Running away from our saviours

We were driving through Firdous Market when the police randomly decided to interrogate us. How can we feel safe?

Ayesha Jehangir April 20, 2011
When George Fulton says he is returning to the UK for security reasons, it is understandable. When Pakistani men say they want to go to another country for the sake of someone else’s security, it’s unfortunate.

When I read a story about reports on how scores of young men were applying for jobs to serve as security officers in a Middle Eastern country my first reaction was don’t these people realise that they are needed in their own country.

Later, I came to know my maid’s son had applied for the same job. I was flabbergasted. She said:
“It is better that he guards another country instead of losing an arm or a leg in a blast here or becomes a mistaken target of a bullet that was not meant to kill him.”

I didn’t agree with it then but a few days later I had change my mind. We were on our way home, around midnight, in the office car. Near Firdous Market, in Lahore’s Gulberg, I noticed a police van was following us. Eventually it caught up with us and our car came to a halt.

Six men jumped out and surrounded our vehicle. One of the police officers literally pulled the driver out and pushed him to a corner. Another knocked at my locked door. I refused to lower my window and perhaps because they realised that a woman was sitting in the back seat, they moved away. The policemen hurriedly got back into their vehicle and drove away. Our driver returned, and told us that the policemen had mistaken the car for terrorists.

I thought to myself that how could the police have possibly taken us to be terrorists. Also the methods used by the police were, to say the least, unorthodox. And then it made me think of my maid’s son, who wouldn’t mind moving to a strange new land because he would at least have some semblance of safety.
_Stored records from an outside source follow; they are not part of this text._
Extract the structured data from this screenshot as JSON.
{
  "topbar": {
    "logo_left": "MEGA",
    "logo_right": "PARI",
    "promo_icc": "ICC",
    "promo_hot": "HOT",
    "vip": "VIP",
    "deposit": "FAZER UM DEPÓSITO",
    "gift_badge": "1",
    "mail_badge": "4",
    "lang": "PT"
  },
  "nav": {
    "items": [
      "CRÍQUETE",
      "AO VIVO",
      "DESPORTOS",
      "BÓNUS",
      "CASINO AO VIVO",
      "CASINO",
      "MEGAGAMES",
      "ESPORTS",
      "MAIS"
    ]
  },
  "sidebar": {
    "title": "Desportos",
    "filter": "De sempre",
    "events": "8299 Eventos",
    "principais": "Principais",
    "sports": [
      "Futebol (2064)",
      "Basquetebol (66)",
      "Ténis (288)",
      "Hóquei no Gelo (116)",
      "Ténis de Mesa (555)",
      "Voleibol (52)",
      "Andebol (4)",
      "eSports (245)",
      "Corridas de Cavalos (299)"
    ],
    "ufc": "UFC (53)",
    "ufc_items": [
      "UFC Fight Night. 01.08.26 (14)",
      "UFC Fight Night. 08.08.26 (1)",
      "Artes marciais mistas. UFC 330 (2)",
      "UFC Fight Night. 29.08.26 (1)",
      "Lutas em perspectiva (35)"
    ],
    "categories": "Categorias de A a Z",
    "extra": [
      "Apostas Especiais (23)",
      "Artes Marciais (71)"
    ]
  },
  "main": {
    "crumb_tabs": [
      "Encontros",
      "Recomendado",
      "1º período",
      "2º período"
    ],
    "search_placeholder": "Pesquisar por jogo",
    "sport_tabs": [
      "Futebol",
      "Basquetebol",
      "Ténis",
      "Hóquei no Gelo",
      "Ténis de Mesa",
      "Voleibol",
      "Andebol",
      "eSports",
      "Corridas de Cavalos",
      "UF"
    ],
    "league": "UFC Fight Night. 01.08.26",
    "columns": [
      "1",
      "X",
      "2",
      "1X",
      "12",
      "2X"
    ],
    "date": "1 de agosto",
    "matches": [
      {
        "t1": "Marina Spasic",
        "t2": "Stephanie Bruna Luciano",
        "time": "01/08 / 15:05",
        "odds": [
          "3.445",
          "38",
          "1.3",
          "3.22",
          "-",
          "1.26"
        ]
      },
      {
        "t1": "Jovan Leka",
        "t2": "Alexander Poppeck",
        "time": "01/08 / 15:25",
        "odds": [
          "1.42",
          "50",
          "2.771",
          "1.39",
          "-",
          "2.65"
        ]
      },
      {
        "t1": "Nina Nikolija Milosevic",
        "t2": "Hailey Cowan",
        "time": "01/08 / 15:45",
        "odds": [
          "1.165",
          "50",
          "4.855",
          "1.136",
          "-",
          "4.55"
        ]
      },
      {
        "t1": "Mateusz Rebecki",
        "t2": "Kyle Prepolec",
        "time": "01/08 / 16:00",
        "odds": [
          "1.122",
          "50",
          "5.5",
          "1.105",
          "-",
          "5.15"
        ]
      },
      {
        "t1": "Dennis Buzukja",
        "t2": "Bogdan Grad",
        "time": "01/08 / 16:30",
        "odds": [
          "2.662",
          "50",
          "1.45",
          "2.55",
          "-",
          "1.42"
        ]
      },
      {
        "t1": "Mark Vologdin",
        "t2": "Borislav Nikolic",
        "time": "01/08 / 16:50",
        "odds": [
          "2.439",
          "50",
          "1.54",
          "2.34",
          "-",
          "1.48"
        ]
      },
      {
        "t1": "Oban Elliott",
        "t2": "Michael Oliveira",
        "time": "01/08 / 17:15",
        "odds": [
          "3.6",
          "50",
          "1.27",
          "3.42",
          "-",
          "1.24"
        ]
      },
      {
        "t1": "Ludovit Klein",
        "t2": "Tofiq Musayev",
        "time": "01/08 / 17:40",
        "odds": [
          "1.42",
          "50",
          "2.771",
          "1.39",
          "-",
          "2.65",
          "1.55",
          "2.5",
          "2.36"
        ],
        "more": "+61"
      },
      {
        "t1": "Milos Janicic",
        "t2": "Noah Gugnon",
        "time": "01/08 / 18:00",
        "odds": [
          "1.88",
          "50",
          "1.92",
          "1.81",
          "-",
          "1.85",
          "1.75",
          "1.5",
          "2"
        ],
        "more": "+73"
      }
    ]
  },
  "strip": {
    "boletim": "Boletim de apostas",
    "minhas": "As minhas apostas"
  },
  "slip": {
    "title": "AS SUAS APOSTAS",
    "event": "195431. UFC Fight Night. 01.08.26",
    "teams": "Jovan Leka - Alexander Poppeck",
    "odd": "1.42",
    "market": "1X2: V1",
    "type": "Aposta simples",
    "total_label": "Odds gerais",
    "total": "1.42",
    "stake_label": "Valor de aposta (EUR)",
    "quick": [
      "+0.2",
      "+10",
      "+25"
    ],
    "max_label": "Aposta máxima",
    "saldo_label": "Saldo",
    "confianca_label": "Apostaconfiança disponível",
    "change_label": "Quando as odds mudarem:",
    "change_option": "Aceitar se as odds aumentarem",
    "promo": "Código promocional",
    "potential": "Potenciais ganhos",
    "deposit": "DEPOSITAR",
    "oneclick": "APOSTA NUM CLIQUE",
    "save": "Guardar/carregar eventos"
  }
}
I understood why someone would run away.
Ayesha Jehangir A sub-editor on the Lahore desk of The Express Tribune. She graduated from Kinnaird College with a masters in mass communication and is a Friedrich Ebert Stiftung Fellow of Journalism at DW, Bonn.
The views expressed by the writer and the reader comments do not necassarily reflect the views and policies of the Express Tribune.


Maria | 12 years ago | Reply Somehow I feel you have exaggerated what really happened. Out of nowhere they ran up to your car and dragged out your driver but knowing you were a woman they didn't drag you out? Meaning they can be randomly abusive to your driver, a stranger, but they suddenly became chivalrous when they saw you were a woman, a stranger ? Come on. Pakistan is dealing with anti state criminals who are being funded from abroad and who aim to hurt innocents. I am sure that our police randomly stop and check cars and vehicles. I have seen people at check points complain to the security personnel as to why they should be subjected to scrutiny. We all think that we are above the law. It should apply to someone else but not to us. This is part of the problem with Muslim nations, Pakistan included. If we all empathize and understand the challenges faced by our underfunded security folks, we would have a greater appreciation of the work they do. They will and should continue to search all of us until every last anti state criminal is stopped. I believe in my country. Let the driver's family get killed in some corrupt Arab state. We can all see the turmoil that all Arab states are suffering from Yemen to Syria to Egypt to Tunisia. What does that have to do with the millions of Pakistanis who wish to work for their own homeland?
ayesha | 12 years ago | Reply @Ali: It's not about stopping us for security checks! It's about the way they stopped us and behaved, pulling the drivers office ID around his neck and taking him to a corner. If they are targetted, we too are not safe. It doesn't mean they start horrifying us as if something has gone wrong...and that too after taking us to a dark corner off road! This is the time when terrorists disguise themselves as policemen and what not. My whole point in writing about it is that it's unfortunate that people are running away because of such issues, in the time our country needs them most!!! Don't forget innocent people get arrested on fake issues and given a hell of a time in jails just because of such 'ending-nowhere' searches! To make the citizens feel safe, the enforcement needs to act properly and not worsen the issue. I live in Cantt, the area with most pickets and security checks, TRUST ME I don't mind my car being stopped and searched daily, waiting in long queues, because I realise it's for the sake of our safety and security.